To our knowledge, this study represents the first qualitative exploration of OTs’ perspectives on FIVR for post-stroke upper limb rehabilitation within the Greek healthcare context—and one of the first globally focusing exclusively on FIVR through an occupation-based lens. While [26] provided seminal insights into 9 Swiss therapists’ experiences with non-immersive, screen-based VR (YouGrabber system), identifying shared facilitators like patient motivation and barriers like technical setup, our work addresses critical gaps: FIVR-specific challenges and occupation-centered focus demanding culturally adapted ADL tasks. These distinctions position our findings as foundational for FIVR’s maturation, emphasizing culturally sensitive, ecologically valid design essential for real-world transfer in Southern European settings. Also, the findings highlight that while FIVR has much potential to maximize upper limb rehabilitation post-stroke by enhancing motivation, enabling intensive practice, and supporting occupation-based participation, its effectiveness is also dependent on careful design, cultural adaptation, and systemic support.

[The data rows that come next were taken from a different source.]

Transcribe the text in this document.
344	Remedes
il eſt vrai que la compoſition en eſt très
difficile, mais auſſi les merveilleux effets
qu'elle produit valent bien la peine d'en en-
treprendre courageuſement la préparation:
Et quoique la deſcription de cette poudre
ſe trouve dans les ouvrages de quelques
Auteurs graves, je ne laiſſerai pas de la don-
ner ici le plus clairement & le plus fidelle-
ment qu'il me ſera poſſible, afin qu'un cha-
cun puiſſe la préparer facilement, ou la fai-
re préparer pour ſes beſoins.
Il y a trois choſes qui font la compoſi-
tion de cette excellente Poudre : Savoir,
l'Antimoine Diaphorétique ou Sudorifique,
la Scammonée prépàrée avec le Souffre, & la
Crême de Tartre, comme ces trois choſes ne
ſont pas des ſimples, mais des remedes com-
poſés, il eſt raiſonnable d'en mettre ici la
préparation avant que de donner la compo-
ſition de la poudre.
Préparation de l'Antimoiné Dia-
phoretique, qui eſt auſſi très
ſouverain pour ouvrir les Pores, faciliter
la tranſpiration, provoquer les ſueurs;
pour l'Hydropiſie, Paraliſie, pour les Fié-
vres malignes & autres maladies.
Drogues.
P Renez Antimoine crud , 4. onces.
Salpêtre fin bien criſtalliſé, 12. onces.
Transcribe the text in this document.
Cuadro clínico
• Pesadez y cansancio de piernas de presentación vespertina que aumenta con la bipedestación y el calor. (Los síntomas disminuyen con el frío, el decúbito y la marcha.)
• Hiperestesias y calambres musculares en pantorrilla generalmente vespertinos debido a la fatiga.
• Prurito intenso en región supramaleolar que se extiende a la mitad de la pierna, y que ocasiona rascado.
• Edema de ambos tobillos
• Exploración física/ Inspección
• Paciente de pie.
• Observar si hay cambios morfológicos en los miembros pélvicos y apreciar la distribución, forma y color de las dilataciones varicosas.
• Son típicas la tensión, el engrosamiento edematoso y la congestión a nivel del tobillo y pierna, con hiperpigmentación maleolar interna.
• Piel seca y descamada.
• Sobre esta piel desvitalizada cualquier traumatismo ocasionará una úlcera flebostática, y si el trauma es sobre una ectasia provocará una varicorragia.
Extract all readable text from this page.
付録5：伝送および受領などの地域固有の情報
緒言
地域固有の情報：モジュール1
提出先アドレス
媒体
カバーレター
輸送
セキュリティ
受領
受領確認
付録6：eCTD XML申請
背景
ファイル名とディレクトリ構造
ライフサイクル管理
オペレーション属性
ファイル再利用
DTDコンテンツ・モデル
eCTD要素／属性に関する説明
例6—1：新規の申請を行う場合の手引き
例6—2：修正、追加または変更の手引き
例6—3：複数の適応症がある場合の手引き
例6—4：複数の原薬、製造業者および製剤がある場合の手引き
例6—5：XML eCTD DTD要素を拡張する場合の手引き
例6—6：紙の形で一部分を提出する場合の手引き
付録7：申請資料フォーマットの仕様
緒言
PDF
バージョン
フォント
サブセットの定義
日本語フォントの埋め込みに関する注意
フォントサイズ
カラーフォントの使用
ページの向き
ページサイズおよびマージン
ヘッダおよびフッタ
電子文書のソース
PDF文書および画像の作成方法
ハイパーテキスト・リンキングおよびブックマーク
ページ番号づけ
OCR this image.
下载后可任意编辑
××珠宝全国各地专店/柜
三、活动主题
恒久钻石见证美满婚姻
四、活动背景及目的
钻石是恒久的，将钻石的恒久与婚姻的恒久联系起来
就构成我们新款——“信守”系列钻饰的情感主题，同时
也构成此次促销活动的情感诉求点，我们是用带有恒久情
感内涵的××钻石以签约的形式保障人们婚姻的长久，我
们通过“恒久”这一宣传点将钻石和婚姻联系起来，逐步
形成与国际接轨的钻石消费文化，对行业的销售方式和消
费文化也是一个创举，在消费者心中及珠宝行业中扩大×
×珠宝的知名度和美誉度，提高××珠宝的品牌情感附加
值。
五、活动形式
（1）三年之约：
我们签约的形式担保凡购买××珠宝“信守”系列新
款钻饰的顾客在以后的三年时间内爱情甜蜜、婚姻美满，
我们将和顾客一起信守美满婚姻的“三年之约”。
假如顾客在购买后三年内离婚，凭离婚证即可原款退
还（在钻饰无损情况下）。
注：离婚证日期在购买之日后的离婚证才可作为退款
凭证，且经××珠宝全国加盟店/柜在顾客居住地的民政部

Beyond its immediate value to local practice, this study contributes to the broader theory of technology adoption in OT by emphasizing the general need for ecological validity, client-centered practice, and cross-cultural sensitivity. OTs’ emphasis on occupation-based relevance, safety, and cultural adaptation provides crucial guidance for interdisciplinary planning so that FIVR interventions are technically feasible but also clinically meaningful and aligned with patient-centered outcomes. By translating these findings into systems-level decision making, policy makers and rehabilitation clinicians are better able to determine investment priority, develop interprofessional training programs, and institute protocols that integrate innovation with safety and functional impact.

At the level of healthcare systems, the study delineates how budget constraints, few technological facilities, and lack of official policy direction affect FIVR adoption potential. In resource-constrained settings such as Greece, where spending on rehabilitation technology remains in the infancy stage [27], the incorporation of FIVR requires policy intervention, strategic funding models, and organizational structures that eliminate breaks in continuity of access. Although the findings are situated within the Greek rehabilitation context, they also have broader ramifications for countries with comparable systemic constraints, i.e., limited funding for rehabilitation technologies, limited clinician training programs, and underdeveloped policy frameworks for digital health. The majority of low-resource or middle-income health care systems face equivalent barriers to FIVR uptake, including cost, infrastructure, and cultural adaptation demands. The emphasis on occupation-based, culturally relevant task design and the requirement for systemic investment in training and organizational support are not unique to Greece but have relevance elsewhere in the world. Future research needs to generalize these findings by including patient reports, longitudinal measurement of skill transfer to practice, and cost-effectiveness analysis within a range of healthcare payment systems.

In conclusion, FIVR has potential for stroke rehabilitation in OT programs, but its effective implementation depends on a number of factors relating to patients, therapists themselves, application designers, and healthcare systems. Only through the coordinated efforts of all of the above can it be ensured that these technologies can be an effective tool for OTs to help stroke survivors regain their autonomy and improve their quality of life.